English history that impacted Americans before the American Revolutionary War; and the Bucklin family roots in England.
This section of the website summaries of two things: (1) the affect that the English historical background had on Americans at the start of the Revolution, and (2) the Bucklin family roots in England.
English history formed the thinking of Englishmen and Englishwomen who immigrated to colonial New England. Indeed many came to America before 1650 not necessarily for the primary reason of becoming landowners (although that was important), but rather because they wanted relief from religious intolerance, or from taxation, or from other laws and decrees of the English king or parliament they believed unjust.
Although the practices of the English kingdom before 1650 were changed by the English Civil War and its aftermath, Americans in 1770 felt they were being persecuted by the same sort of English government practices from which their grandfathers had suffered in England. Thus, it was not surprising that Americans in the 1700’s believed and repeated the same arguments that Englishmen had used against King Charles I in the 1600’s.
Colonial Americans in New England regarded the English Civil War as the first civil war in their history, and the American Revolution as their second civil war. We provide you a summary of that English history, which affected American thinking, by a page with some of that English history, particularly that of the English Civil War.
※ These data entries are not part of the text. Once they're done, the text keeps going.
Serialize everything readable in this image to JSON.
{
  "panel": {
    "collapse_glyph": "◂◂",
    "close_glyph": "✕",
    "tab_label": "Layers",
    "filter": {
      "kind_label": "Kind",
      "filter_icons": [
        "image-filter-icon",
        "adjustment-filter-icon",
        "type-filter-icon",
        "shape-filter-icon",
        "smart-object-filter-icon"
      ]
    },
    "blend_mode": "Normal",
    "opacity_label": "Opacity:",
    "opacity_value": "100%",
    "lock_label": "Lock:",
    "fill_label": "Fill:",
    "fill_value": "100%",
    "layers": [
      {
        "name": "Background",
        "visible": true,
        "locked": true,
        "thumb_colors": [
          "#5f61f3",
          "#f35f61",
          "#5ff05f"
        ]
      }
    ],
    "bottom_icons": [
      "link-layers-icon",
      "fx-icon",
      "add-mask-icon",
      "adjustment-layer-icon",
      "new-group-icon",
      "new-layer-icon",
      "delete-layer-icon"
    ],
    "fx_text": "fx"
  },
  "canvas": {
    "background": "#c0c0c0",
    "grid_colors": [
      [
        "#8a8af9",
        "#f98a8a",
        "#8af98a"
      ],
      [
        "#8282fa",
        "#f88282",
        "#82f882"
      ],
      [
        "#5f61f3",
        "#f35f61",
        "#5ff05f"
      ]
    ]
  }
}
The Bucklin family roots are in England, specifically in southern England, and more specifically, probably in Buckland-Ripers, Dorset County, England. We provide you a summary of some family and genealogical history in this “English History Roots” section of the website, but more is found in other parts of this website, such as that involving the biography of William Bucklin (b. 1606). If your name is Bucklin, you almost certainly have a connection with that William Bucklin. There is no other source in the United States from which the specific “Bucklin” originates.